Art. 3 Abs. 1 GG gebietet aber nicht, unter allen Umständen Ungleiches ungleich zu behandeln. Der allgemeine Gleichheitssatz ist nicht schon dann verletzt, wenn der Gesetzgeber Differenzierungen, die er vornehmen darf, nicht vornimmt (vgl. BVerfGE 4, 31 [42]; 86, 81 [87]). Es bleibt grundsätzlich ihm überlassen, diejenigen Sachverhalte auszuwählen, an die er dieselbe Rechtsfolge knüpft, die er also im Rechtssinn als gleich ansehen will (BVerfGE 21, 12 [26]; 23, 242 [252]). Allerdings muß er die Auswahl sachgerecht treffen (vgl. BVerfGE 17, 319 [330]; 53, 313 [329]; 67, 70 [85 f.]; st. Rspr.). Der normative Gehalt der Gleichheitsbindung erfährt auch insoweit seine Präzisierung jeweils im Hinblick auf die Eigenart des zu regelnden Sachbereichs (vgl. BVerfGE 75, 108 [157]). Art. 3 Abs. 1 GG ist danach dann verletzt, wenn für die gleiche Behandlung verschiedener Sachverhalte - bezogen auf den in Rede stehenden Sachbereich und seine Eigenart - ein vernünftiger, einleuchtender Grund fehlt (vgl. BVerfGE 76, 256 [329]).

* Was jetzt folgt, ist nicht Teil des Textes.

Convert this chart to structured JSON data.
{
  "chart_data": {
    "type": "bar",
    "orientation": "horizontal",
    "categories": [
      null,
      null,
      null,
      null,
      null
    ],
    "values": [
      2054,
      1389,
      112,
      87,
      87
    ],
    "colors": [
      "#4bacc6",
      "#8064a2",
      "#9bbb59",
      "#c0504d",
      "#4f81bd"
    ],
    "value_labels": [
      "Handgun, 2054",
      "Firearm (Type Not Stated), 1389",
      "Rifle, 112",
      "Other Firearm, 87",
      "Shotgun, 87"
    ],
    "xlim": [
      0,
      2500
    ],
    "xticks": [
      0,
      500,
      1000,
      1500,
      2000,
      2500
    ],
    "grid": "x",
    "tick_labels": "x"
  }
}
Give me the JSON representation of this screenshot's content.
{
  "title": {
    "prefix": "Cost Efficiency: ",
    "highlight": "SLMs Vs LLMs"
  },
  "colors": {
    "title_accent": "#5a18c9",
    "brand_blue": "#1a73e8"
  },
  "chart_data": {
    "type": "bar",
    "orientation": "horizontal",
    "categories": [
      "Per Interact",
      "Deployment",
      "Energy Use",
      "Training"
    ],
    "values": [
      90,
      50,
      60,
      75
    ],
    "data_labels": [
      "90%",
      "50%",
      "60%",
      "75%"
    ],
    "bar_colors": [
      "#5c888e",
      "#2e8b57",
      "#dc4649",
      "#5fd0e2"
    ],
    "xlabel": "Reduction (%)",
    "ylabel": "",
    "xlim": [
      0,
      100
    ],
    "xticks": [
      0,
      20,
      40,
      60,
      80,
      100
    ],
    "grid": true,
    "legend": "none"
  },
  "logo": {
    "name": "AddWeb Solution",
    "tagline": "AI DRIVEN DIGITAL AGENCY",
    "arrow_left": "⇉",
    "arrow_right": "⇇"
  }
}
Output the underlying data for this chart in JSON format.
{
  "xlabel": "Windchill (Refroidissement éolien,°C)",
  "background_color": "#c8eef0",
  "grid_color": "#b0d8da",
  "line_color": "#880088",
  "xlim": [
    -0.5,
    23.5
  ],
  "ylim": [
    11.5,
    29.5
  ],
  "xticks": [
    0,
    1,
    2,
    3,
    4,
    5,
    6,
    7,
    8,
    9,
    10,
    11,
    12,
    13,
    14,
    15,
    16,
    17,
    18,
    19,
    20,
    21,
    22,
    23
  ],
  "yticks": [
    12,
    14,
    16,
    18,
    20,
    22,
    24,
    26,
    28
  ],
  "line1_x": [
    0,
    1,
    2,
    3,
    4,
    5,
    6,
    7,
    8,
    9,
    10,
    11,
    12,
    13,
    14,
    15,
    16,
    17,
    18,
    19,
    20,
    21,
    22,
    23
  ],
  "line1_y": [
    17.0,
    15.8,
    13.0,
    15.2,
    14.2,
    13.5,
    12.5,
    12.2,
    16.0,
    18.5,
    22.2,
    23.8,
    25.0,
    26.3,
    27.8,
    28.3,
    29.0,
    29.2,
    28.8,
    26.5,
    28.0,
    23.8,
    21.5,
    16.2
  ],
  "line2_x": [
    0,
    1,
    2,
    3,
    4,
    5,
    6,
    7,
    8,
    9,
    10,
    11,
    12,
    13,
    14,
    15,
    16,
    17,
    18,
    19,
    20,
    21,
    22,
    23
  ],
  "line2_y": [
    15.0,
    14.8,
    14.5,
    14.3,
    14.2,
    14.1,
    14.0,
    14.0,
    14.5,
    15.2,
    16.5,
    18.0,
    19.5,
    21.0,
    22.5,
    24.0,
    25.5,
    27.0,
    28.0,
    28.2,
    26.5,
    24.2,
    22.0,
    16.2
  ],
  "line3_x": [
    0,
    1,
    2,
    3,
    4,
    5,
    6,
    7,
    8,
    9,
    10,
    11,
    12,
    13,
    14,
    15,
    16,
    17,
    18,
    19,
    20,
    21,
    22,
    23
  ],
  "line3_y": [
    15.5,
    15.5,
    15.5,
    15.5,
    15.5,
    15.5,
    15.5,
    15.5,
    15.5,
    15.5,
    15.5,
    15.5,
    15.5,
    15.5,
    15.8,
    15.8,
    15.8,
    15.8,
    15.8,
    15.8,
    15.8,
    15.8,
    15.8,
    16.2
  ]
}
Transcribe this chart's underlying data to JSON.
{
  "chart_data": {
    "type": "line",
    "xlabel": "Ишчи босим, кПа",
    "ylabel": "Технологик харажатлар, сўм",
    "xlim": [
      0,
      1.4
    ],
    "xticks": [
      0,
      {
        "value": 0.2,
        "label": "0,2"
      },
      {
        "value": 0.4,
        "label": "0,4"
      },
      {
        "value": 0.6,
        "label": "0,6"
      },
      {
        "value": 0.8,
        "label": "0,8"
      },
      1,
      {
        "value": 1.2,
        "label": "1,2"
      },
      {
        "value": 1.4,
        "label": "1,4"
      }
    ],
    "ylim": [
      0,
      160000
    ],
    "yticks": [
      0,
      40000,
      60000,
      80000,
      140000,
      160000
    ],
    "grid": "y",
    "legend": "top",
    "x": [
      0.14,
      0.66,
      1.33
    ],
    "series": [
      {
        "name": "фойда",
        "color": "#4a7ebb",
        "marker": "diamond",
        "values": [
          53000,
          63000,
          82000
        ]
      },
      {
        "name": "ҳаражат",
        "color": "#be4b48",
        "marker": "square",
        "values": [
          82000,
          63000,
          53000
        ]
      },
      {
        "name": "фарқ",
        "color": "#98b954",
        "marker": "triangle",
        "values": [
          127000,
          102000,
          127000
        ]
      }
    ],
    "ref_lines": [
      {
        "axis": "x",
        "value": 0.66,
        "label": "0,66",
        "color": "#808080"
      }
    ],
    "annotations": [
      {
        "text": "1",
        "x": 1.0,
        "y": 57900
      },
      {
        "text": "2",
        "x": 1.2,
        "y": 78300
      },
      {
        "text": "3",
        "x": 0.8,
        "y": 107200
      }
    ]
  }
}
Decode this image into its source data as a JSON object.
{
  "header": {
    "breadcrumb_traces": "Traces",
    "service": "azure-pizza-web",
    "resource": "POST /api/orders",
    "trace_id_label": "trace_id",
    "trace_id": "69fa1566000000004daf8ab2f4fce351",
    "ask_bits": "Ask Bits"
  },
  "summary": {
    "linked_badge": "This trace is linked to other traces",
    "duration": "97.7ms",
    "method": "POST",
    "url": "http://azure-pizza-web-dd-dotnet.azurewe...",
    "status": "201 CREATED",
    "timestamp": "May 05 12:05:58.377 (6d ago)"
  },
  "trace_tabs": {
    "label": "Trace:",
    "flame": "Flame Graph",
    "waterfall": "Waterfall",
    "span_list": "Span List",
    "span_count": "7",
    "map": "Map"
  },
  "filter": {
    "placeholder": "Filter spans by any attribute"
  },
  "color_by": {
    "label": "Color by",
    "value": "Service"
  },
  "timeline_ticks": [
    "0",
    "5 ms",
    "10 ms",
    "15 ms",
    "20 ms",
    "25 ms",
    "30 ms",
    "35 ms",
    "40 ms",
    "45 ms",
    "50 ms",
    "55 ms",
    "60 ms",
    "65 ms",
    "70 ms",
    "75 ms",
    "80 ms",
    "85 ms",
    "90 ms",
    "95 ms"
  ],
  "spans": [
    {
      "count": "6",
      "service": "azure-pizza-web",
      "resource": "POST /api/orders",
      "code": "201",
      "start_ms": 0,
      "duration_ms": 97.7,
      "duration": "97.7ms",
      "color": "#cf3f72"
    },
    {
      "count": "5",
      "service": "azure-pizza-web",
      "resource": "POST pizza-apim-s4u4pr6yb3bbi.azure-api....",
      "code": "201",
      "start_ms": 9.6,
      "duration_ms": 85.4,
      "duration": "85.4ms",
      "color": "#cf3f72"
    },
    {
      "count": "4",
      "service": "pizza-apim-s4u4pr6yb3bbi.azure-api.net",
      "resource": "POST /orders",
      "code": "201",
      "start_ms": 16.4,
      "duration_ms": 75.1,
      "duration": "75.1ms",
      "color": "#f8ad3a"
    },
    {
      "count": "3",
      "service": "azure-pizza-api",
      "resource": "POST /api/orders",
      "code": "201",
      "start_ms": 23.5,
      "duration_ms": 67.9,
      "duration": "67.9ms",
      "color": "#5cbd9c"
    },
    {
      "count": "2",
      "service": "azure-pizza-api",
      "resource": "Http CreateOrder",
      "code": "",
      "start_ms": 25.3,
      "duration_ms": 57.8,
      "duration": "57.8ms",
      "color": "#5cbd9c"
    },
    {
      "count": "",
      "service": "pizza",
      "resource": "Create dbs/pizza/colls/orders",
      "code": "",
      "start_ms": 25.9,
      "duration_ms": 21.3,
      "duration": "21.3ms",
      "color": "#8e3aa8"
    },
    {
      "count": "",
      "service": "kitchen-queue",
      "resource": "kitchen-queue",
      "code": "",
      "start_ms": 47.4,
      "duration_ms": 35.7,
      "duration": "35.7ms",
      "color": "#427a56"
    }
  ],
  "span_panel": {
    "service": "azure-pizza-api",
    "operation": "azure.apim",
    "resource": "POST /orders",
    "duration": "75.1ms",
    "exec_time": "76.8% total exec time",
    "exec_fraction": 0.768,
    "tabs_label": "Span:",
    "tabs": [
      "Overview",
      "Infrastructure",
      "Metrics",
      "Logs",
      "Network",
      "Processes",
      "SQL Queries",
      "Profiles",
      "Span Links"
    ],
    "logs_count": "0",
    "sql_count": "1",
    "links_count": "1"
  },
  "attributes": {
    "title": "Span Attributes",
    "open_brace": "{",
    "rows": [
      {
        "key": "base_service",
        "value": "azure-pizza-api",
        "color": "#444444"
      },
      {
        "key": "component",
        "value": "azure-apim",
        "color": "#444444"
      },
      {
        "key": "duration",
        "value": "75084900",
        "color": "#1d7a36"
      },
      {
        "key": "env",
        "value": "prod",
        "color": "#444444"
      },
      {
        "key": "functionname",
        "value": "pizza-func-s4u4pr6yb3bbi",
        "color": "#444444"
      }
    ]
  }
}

b) Nach diesen Grundsätzen ist die zur Prüfung gestellte Regelung nicht zu beanstanden. Sie hat zur Folge, daß die Versicherten - ohne Rücksicht auf ihre Kirchenzugehörigkeit - bei gleicher Beitragsleistung und gleicher Bedarfssituation gleiche Versicherungsleistungen erhalten. Das entspricht dem Beitrags- oder Versicherungsprinzip, dessen Bedeutung für das System der Sozialversicherung das Bundesverfassungsgericht wiederholt betont hat (vgl. BVerfGE 59, 36 [49 ff.]; 63, 152 [171]). Das Versicherungsprinzip ist dadurch gekennzeichnet, daß im Grundsatz eine Äquivalenz von Beitrag und Leistung besteht. Im Bereich der Arbeitslosenversicherung ist es allerdings nicht geboten, das Arbeitslosengeld in voller Äquivalenz zu den Beiträgen festzusetzen (vgl. BVerfGE 51, 115 [124]; 53, 313 [328]). Daraus kann aber nicht geschlossen werden, daß der Gedanke der Beitragsäquivalenz ungeeignet sei, eine Regelung zu rechtfertigen, die in der Arbeitslosenversicherung Leistungen nach Maßgabe der Beiträge zumißt (vgl. BVerfGE 60, 68 [77]).

Ein Versicherter, der keiner steuererhebenden Kirche angehört, hat zwar in der Zeit vor seiner Arbeitslosigkeit über höhere Geldmittel verfügt als ein vergleichbarer kirchensteuerzahlender Arbeitnehmer. Der Gesetzgeber ist aber nicht gezwungen, das die Arbeitslosenversicherung beherrschende Prinzip der Beitragsäquivalenz zu durchbrechen, um diesem Umstand Rechnung zu tragen. Das Lebensstandardprinzip ist kein Verfassungsgebot. Der Gesetzgeber ist von Verfassungs wegen nicht gehalten, dem Arbeitslosen durch die Bemessung des Arbeitslosengeldes die Aufrechterhaltung seines bisherigen Lebensstandards voll zu ermöglichen (BVerfGE 72, 9 [20 f.]). So ist es beispielsweise auch nicht geboten, bei der Bemessungs des Arbeitslosengeldes zuvor geleistete Überstunden zu berücksichtigen, um dem Versicherten die Aufrechterhaltung seines bisherigen Lebensstandards zu sichern (vgl. BVerfGE 51, 115 [125]).

Ist hiernach das Prinzip der Beitragsäquivalenz ein hinreichender sachlicher Gesichtspunkt, um die zur Prüfung gestellte Regelung zu rechtfertigen, bedarf es keines Eingehens mehr darauf, ob die Regelung auch wegen der Berechtigung des Gesetzgebers zu generalisierenden, typisierenden und pauschalierenden Regelungen vor Art. 3 Abs. 1 GG Bestand haben könnte.